Une idée du commerce - Fondation pour Genève

Transcription

Une idée du commerce - Fondation pour Genève
Entre Genève
ET Altdorf
Une idée du commerce
Par Joëlle Kuntz
A
u XIVe siècle, Genève est un centre de foires
internationales. Uri administre la passerelle
construite au-dessus de la gorge des Schoellenen pour le trafic des marchandises à travers
le Gothard. Uranais et Genevois font leur apprentissage
commercial au même moment de l’histoire. Ils sont de la
même école. Uri a maintenant les Nouvelles transversales
alpines. Genève l’Organisation mondiale du commerce.
Une culture les lie: celle de l’échange des biens. Une histoire les lie: avoir eu à défendre les conditions économiques
et politiques de l’échange, les routes et les taxes.
Un homme les lie: Louis Favre, le constructeur genevois
du premier tunnel ferroviaire sous le Gothard. Son entreprise est une épopée industrielle dramatique qui met
en scène la compétition sauvage, le génie technique,
le courage, l’endurance, l’avarice, la brutalité, le mensonge, la jalousie, tous les vices et vertus d’une époque
de conquête des Alpes. Favre a obtenu l’adjudication
des travaux par un pari certainement présomptueux: il
terminerait le tunnel en huit ans, un an de moins que
son principal concurrent, et à un coût inférieur de 12
millions de francs. Tout retard serait imputé à ses frais.

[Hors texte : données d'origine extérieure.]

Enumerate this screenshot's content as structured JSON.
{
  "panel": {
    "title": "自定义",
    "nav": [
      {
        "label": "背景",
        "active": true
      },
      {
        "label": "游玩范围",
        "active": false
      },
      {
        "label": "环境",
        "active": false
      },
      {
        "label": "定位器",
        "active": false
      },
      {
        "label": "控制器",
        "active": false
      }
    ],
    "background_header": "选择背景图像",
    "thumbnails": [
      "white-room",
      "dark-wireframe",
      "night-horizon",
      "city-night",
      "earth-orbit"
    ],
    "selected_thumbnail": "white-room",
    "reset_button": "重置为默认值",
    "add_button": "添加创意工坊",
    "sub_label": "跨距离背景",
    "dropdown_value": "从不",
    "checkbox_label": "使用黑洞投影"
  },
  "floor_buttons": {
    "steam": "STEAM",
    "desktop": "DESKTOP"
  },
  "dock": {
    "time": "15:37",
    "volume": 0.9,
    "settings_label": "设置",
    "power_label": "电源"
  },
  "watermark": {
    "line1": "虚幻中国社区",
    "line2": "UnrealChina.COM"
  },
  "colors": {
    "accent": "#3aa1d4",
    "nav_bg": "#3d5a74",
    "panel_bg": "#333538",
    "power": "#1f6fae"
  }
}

Le temps serait donc son principal ennemi.
Il y en aurait bien d’autres: la Compagnie des chemins
de fer du Gothard, fondée en 1871 avec les capitaux
suisses, allemands et italiens réunis par Alfred Escher,
pressée de rentabiliser ses actions et cherchant toujours
à négocier à la baisse les suppléments d’infrastructures
nécessaires, y compris pour la sécurité; ses ingénieurs,
toujours à contester les choix de Favre, dans l’espoir
de le remplacer; le milieu technique zurichois, qui a
l’oreille de l’administration fédérale et en profite pour
discréditer les manières de faire du Genevois; la petite
société rurale de Goeschenen, qui spécule honteusement sur les besoins des ouvriers; la roche enfin, son
imprévisibilité, sa résistance, les infiltrations d’eau.
Favre ouvre les deux chantiers de Goeschenen et d’Airolo en octobre 1872. Il a 46 ans. Il a engagé un
autre Genevois, Daniel Colladon, l’inventeur de compresseurs à grande vitesse et à injection d’eau pulvérisée qui ont fait miracle au percement du Mont-Cenis,
dirigé par lui.
Les ouvriers, des Italiens, sont entre 2000 et 4000. Leurs
conditions de vie et de travail sont précaires. Favre a
fait construire des bâtiments pour en abriter près d’un
millier mais c’est insuffisant, surtout à Goeschenen où
nombre d’entre eux s’entassent chez l’habitant à des
prix exorbitants et sans hygiène. Dans le tunnel même,
l’air est raréfié ou empesté de fumées mortelles. La dynamite et les éboulements multiplient les accidents. En
1876, une grève éclate sur le chantier de Goeschenen.
La milice est appelée. Reçue à coup de cailloux, elle tire.
Quatre morts. Un commissaire fédéral est nommé pour
ouvrir une enquête. Son rapport n’absout pas Favre, qui
se défend avec énergie, soupçonnant la malveillance
des ingénieurs de la Compagnie du Gothard.
Celle-ci, en effet, l’empêchant de procéder à la maçonnerie du tunnel qu’il juge indispensable, cherche le
conflit. Le Genevois en réfère au Conseil fédéral, sans
obtenir gain de cause. Le 1er août 1879, au milieu du
tunnel, son cœur s’arrête. Il meurt parmi les ouvriers.
Il a 53 ans. Il venait pourtant de recevoir une lettre du
ministre allemand des transports propre à le consoler:
«Nous voici donc une étape en avant dans votre grande
entreprise dans laquelle jusqu’ici votre génie a été, à la
lettre, la clé de voûte.»
L’ouvrage sera terminé avec deux ans de retard, au prix
de la vie de 177 ouvriers, victimes d’accidents, et de
500 à 800 autres, atteints par l’anémie des mineurs,
une maladie due aux émanations de gaz dégagées
par la dynamite. L’entreprise de Favre sera liquidée et
ses héritiers longtemps poursuivis pour dettes par la
Compagnie du Gothard.
Entre Uri et Genève: un lien qui est toute l’histoire du
XIXe siècle, le progrès et la misère, dans cet ordre.